The agents that are available in the department includes acetaminophen, non-steroidal
anti-inflammatory (NSAIDS) and opioids. In most cases, acetaminophen and NSAIDS are not
adequate to manage acute pain crisis. There is also heightening concerns for increased opioid
use or abuse by patients. Since the HCAPHS survey includes various questions which inquires
about patient perception of pain management in the department, the investigators are
interested in investigating the safety and efficacy of low-dose ketamine to as an alternative
method to opioids for the acute management of pain.
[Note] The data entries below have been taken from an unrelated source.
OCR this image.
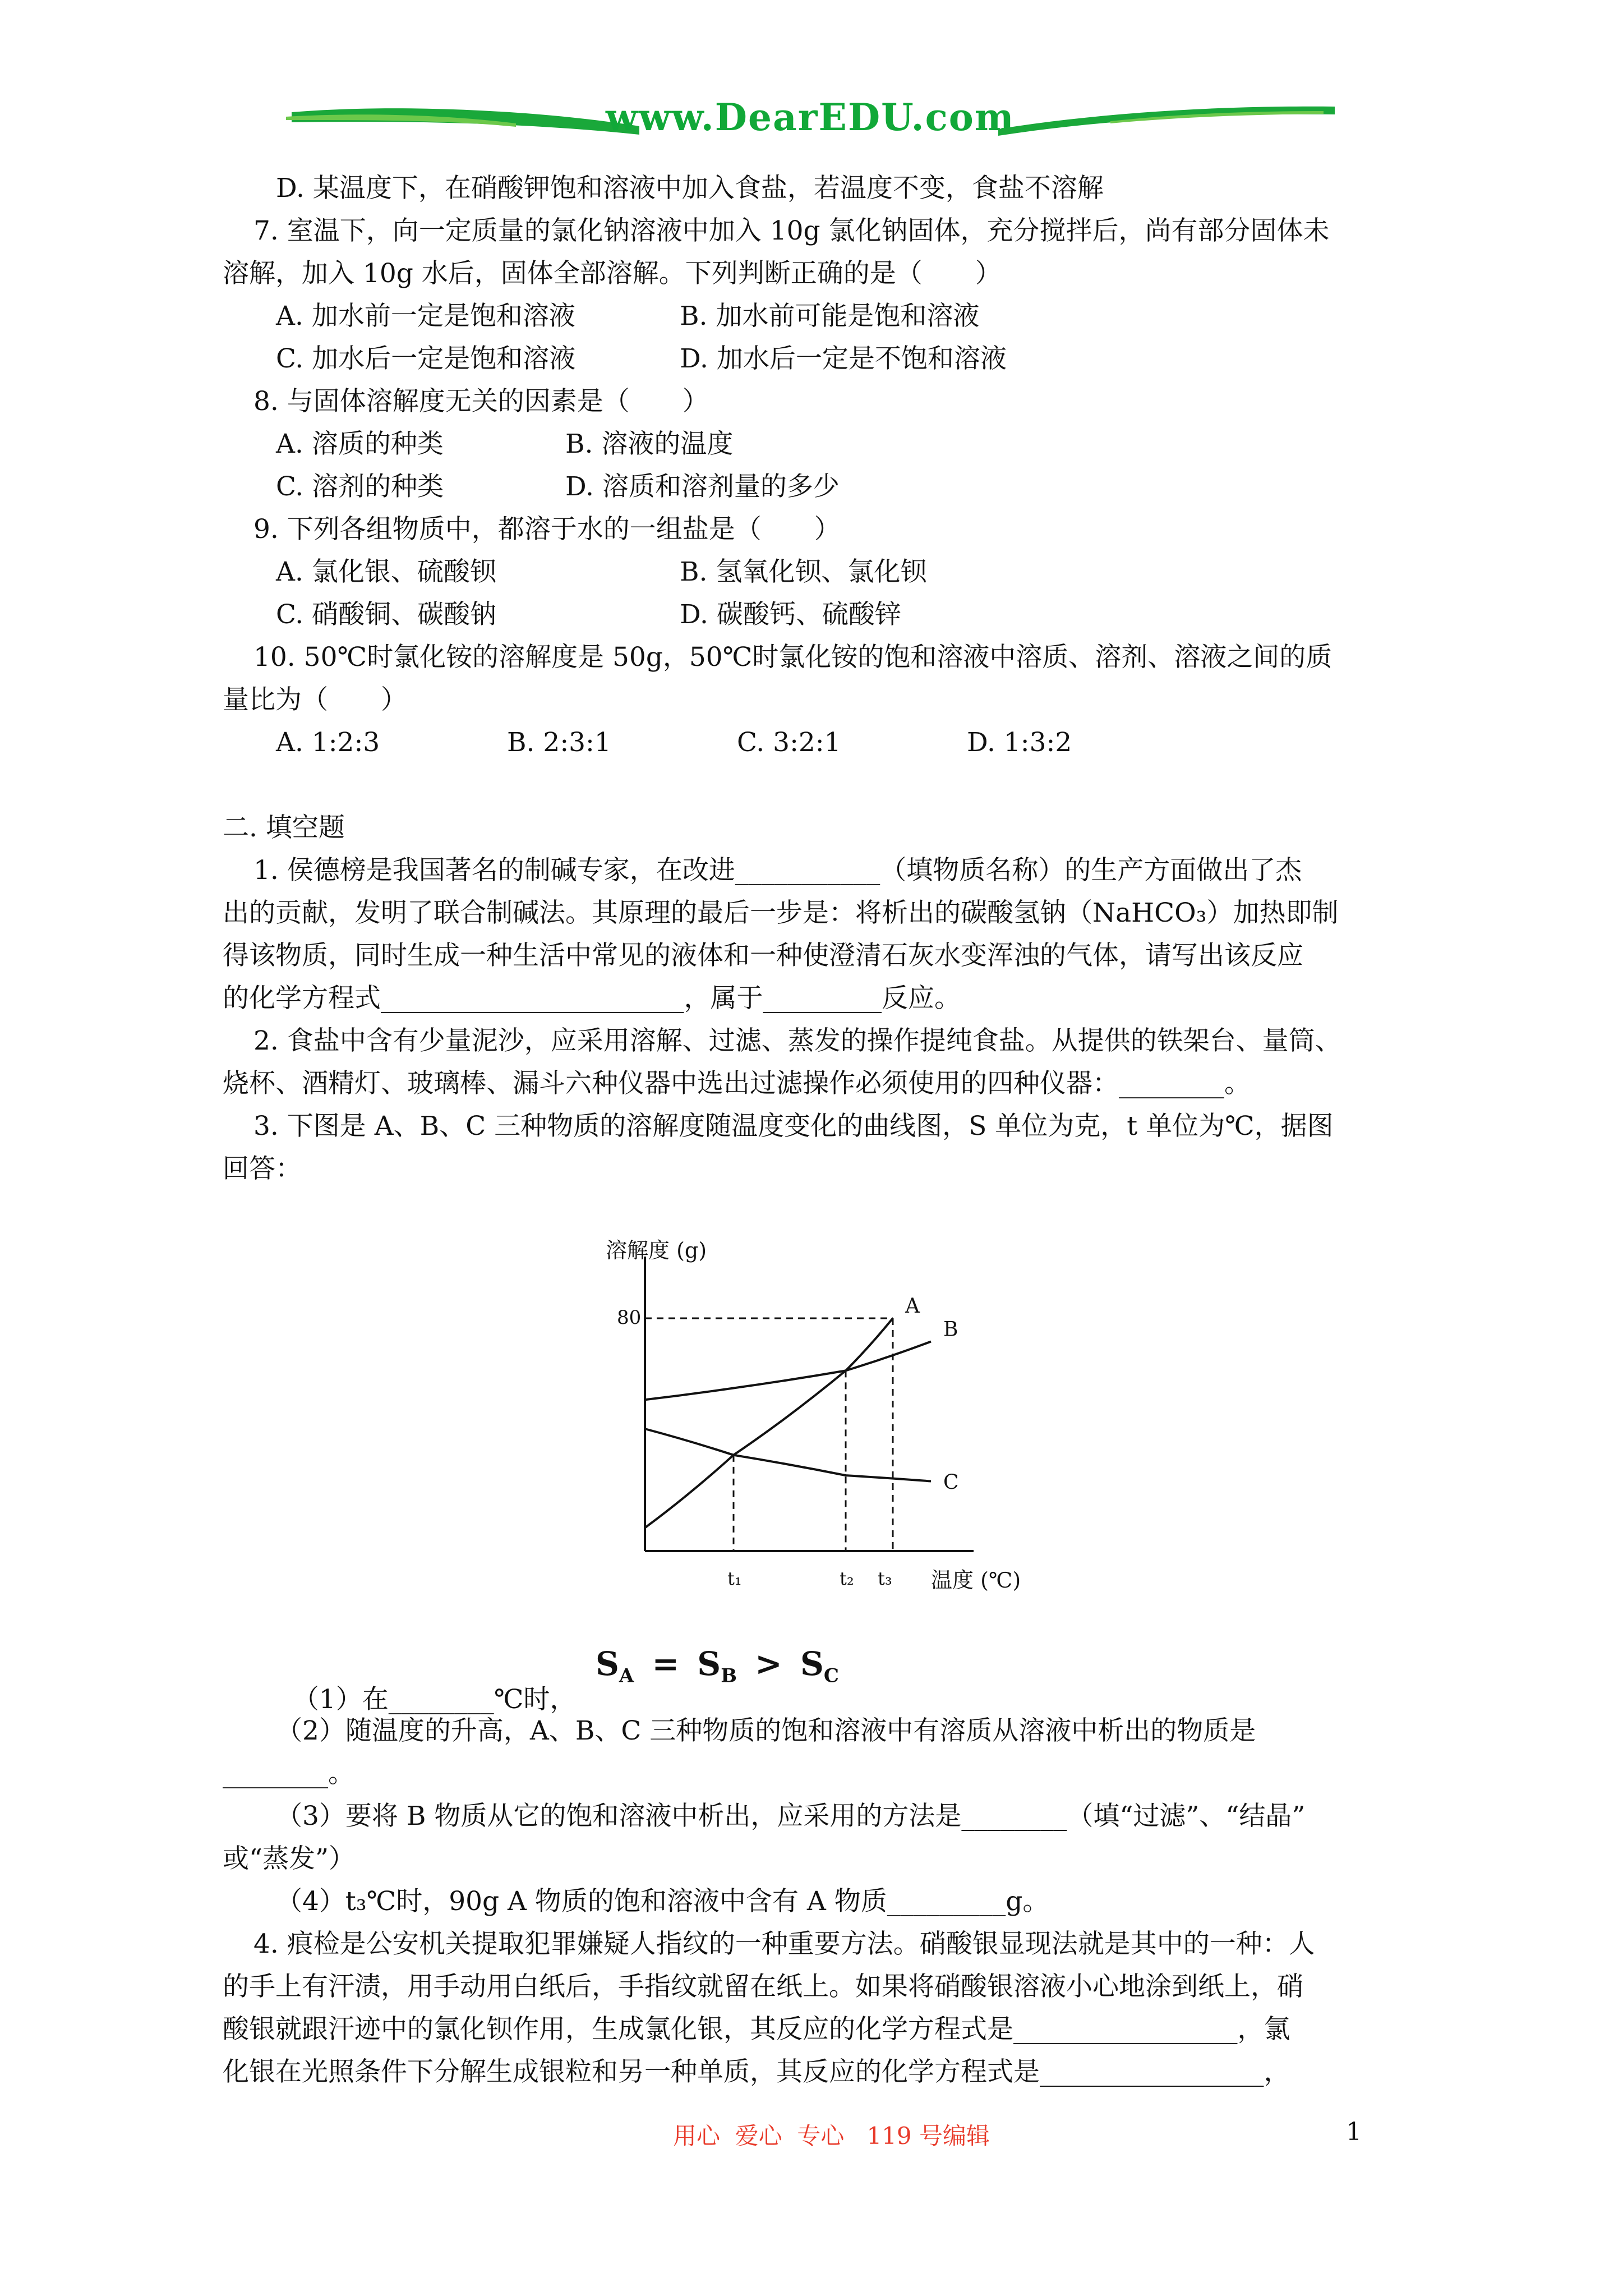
www.DearEDU.com
D. 某温度下，在硝酸钾饱和溶液中加入食盐，若温度不变，食盐不溶解
7. 室温下，向一定质量的氯化钠溶液中加入 10g 氯化钠固体，充分搅拌后，尚有部分固体未
溶解，加入 10g 水后，固体全部溶解。下列判断正确的是（　　）
A. 加水前一定是饱和溶液	B. 加水前可能是饱和溶液
C. 加水后一定是饱和溶液	D. 加水后一定是不饱和溶液
8. 与固体溶解度无关的因素是（　　）
A. 溶质的种类	B. 溶液的温度
C. 溶剂的种类	D. 溶质和溶剂量的多少
9. 下列各组物质中，都溶于水的一组盐是（　　）
A. 氯化银、硫酸钡	B. 氢氧化钡、氯化钡
C. 硝酸铜、碳酸钠	D. 碳酸钙、硫酸锌
10. 50℃时氯化铵的溶解度是 50g，50℃时氯化铵的饱和溶液中溶质、溶剂、溶液之间的质
量比为（　　）
A. 1:2:3	B. 2:3:1	C. 3:2:1	D. 1:3:2
二. 填空题
1. 侯德榜是我国著名的制碱专家，在改进___________（填物质名称）的生产方面做出了杰
出的贡献，发明了联合制碱法。其原理的最后一步是：将析出的碳酸氢钠（NaHCO₃）加热即制
得该物质，同时生成一种生活中常见的液体和一种使澄清石灰水变浑浊的气体，请写出该反应
的化学方程式_______________________，属于_________反应。
2. 食盐中含有少量泥沙，应采用溶解、过滤、蒸发的操作提纯食盐。从提供的铁架台、量筒、
烧杯、酒精灯、玻璃棒、漏斗六种仪器中选出过滤操作必须使用的四种仪器：________。
3. 下图是 A、B、C 三种物质的溶解度随温度变化的曲线图，S 单位为克，t 单位为℃，据图
回答：
溶解度 (g)
80	A
B
C
t₁	t₂ t₃ 温度 (℃)

（1）在________℃时，

$S_A = S_B > S_C$
（2）随温度的升高，A、B、C 三种物质的饱和溶液中有溶质从溶液中析出的物质是
________。
（3）要将 B 物质从它的饱和溶液中析出，应采用的方法是________（填“过滤”、“结晶”
或“蒸发”）
（4）t₃℃时，90g A 物质的饱和溶液中含有 A 物质_________g。
4. 痕检是公安机关提取犯罪嫌疑人指纹的一种重要方法。硝酸银显现法就是其中的一种：人
的手上有汗渍，用手动用白纸后，手指纹就留在纸上。如果将硝酸银溶液小心地涂到纸上，硝
酸银就跟汗迹中的氯化钡作用，生成氯化银，其反应的化学方程式是_________________，氯
化银在光照条件下分解生成银粒和另一种单质，其反应的化学方程式是_________________，
用心  爱心  专心   119 号编辑	1
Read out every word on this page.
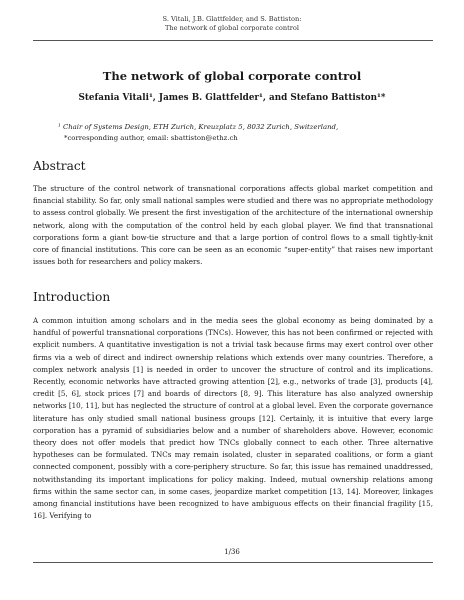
S. Vitali, J.B. Glattfelder, and S. Battiston:
The network of global corporate control
The network of global corporate control
Stefania Vitali¹, James B. Glattfelder¹, and Stefano Battiston¹*
¹ Chair of Systems Design, ETH Zurich, Kreuzplatz 5, 8032 Zurich, Switzerland,
*corresponding author, email: sbattiston@ethz.ch
Abstract

The structure of the control network of transnational corporations affects global market competition and financial stability. So far, only small national samples were studied and there was no appropriate methodology to assess control globally. We present the first investigation of the architecture of the international ownership network, along with the computation of the control held by each global player. We find that transnational corporations form a giant bow-tie structure and that a large portion of control flows to a small tightly-knit core of financial institutions. This core can be seen as an economic “super-entity” that raises new important issues both for researchers and policy makers.

Introduction

A common intuition among scholars and in the media sees the global economy as being dominated by a handful of powerful transnational corporations (TNCs). However, this has not been confirmed or rejected with explicit numbers. A quantitative investigation is not a trivial task because firms may exert control over other firms via a web of direct and indirect ownership relations which extends over many countries. Therefore, a complex network analysis [1] is needed in order to uncover the structure of control and its implications. Recently, economic networks have attracted growing attention [2], e.g., networks of trade [3], products [4], credit [5, 6], stock prices [7] and boards of directors [8, 9]. This literature has also analyzed ownership networks [10, 11], but has neglected the structure of control at a global level. Even the corporate governance literature has only studied small national business groups [12]. Certainly, it is intuitive that every large corporation has a pyramid of subsidiaries below and a number of shareholders above. However, economic theory does not offer models that predict how TNCs globally connect to each other. Three alternative hypotheses can be formulated. TNCs may remain isolated, cluster in separated coalitions, or form a giant connected component, possibly with a core-periphery structure. So far, this issue has remained unaddressed, notwithstanding its important implications for policy making. Indeed, mutual ownership relations among firms within the same sector can, in some cases, jeopardize market competition [13, 14]. Moreover, linkages among financial institutions have been recognized to have ambiguous effects on their financial fragility [15, 16]. Verifying to

1/36
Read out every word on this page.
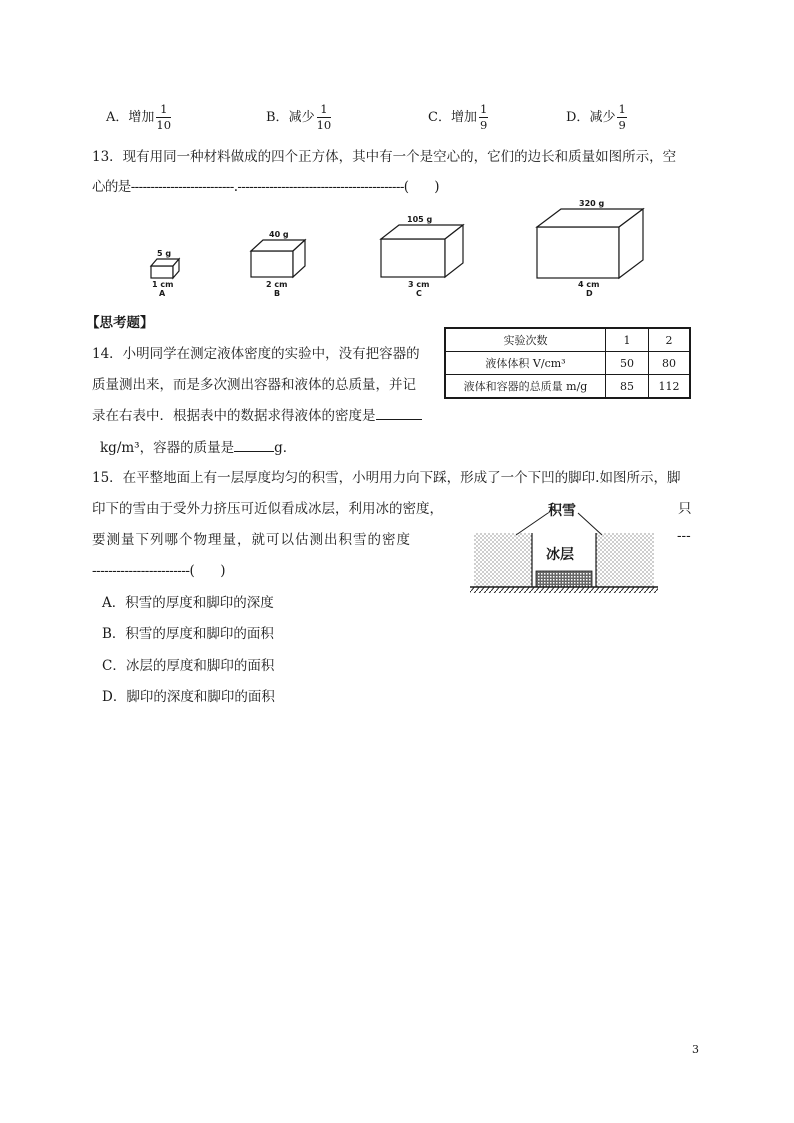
A．增加 $\frac{1}{10}$	B．减少 $\frac{1}{10}$	C．增加 $\frac{1}{9}$	D．减少 $\frac{1}{9}$
13．现有用同一种材料做成的四个正方体，其中有一个是空心的，它们的边长和质量如图所示，空
心的是--------------------------.------------------------------------------(　　)
5 g
1 cm
A
40 g
2 cm
B
105 g
3 cm
C
320 g
4 cm
D
【思考题】
14．小明同学在测定液体密度的实验中，没有把容器的
质量测出来，而是多次测出容器和液体的总质量，并记
录在右表中．根据表中的数据求得液体的密度是
kg/m³，容器的质量是	g．
实验次数	1	2
液体体积 V/cm³	50	80
液体和容器的总质量 m/g	85	112
15．在平整地面上有一层厚度均匀的积雪，小明用力向下踩，形成了一个下凹的脚印.如图所示，脚
印下的雪由于受外力挤压可近似看成冰层，利用冰的密度，	只
要测量下列哪个物理量，就可以估测出积雪的密度	---
------------------------(　　)
积雪
冰层
A．积雪的厚度和脚印的深度
B．积雪的厚度和脚印的面积
C．冰层的厚度和脚印的面积
D．脚印的深度和脚印的面积
3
There has been limited, mostly
observational pilot studies, published in the literature. Limited data in the literature have
reported the incidence of nausea and vomiting ranged from 3-13%. All published literature
administered low-dose ketamine as an intravenous push. To the best of our knowledge our study
would be the first study to administer low-dose ketamine as a short bolus infusion to
mitigate the incidence of nausea and vomiting. The investigators believe our study would
provide important scientific data to fill the theoretical gap that low-dose ketamine at
0.3mg/kg/dose may be a safe and effective agent for acute pain management in an ED that is
located in the center of a densely populated urban area.